Miró por la ventana. Estaba nublado, pero el sol no tardaría
en salir. En esa época del año siempre era así.
Bajó al garaje en calzoncillos. De la estantería más
alta cogió la caja de herramientas – su peso
le produjo un instantáneo alivio– , sacó un destornillador, una llave del 9 y
otra del 12 y empezó a desmontar la bicicleta, pieza a pieza, metódicamente.

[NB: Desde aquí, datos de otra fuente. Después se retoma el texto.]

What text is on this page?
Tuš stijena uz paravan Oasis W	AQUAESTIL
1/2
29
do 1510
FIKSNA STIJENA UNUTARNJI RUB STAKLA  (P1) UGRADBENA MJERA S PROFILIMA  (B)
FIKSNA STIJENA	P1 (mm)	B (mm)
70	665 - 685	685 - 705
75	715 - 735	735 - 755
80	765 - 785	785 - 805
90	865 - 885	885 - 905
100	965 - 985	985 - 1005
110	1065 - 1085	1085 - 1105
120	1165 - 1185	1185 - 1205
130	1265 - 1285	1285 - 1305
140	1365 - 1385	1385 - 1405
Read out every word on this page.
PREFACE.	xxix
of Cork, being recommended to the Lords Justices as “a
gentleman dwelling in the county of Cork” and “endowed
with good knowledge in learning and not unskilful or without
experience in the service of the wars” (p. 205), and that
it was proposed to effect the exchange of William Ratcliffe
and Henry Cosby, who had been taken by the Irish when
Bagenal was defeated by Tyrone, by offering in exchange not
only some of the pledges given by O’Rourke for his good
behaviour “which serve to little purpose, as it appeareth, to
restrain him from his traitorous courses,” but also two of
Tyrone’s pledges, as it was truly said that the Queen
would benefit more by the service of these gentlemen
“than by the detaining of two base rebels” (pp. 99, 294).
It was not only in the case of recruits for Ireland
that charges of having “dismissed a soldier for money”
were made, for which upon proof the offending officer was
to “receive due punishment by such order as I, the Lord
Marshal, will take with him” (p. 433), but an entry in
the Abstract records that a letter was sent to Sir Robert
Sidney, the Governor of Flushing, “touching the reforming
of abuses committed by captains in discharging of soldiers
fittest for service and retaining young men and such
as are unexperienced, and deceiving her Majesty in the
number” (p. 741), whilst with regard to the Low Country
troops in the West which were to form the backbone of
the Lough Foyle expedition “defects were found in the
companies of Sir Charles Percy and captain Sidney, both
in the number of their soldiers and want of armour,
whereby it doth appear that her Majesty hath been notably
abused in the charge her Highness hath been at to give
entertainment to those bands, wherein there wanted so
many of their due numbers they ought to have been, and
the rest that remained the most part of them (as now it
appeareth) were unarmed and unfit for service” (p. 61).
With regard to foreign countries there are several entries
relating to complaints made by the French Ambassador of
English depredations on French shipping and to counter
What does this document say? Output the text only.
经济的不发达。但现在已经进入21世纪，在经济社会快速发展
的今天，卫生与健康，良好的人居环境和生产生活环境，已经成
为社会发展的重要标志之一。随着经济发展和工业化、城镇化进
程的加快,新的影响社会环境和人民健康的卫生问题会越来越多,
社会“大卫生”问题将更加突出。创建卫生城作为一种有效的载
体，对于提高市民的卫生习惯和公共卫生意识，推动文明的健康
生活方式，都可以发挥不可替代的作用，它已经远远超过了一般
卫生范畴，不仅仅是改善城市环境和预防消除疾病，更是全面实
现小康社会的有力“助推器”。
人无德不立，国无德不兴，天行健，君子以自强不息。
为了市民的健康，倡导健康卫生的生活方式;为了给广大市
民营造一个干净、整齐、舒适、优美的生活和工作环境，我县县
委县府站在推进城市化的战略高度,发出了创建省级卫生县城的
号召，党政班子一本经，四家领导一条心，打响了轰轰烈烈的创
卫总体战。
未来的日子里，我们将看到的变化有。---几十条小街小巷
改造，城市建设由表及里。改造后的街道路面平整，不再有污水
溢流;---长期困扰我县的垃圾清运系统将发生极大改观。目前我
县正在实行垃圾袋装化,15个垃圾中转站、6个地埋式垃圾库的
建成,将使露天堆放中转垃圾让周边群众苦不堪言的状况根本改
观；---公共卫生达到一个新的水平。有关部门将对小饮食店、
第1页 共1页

Lo primero que hizo fue engrasar los engranajes, luego
limpió el cuadro con un trapo empapado en alcohol. Con la uña rascó los pegotes
de barro. Limpió también los entresijos de los pedales, las ranuras en que no cabían los dedos. Volvió a montar
las diversas piezas, comprobó los frenos y los reguló de modo que quedaran
perfectamente equilibrados. Infló las dos ruedas, tentando la presión con la
palma de la mano.
Retrocedió un paso, se limpió las manos en los muslos y
contempló su trabajo con una molesta sensación de desapego. De una patada volcó
la bici, que se dobló sobre sí misma como un animal. Un pedal quedó girando en
el aire y Fabio escuchó su rumor hipnótico hasta que de nuevo se hizo el
silencio.
De "La soledad de los números primos", de Paolo Giordano.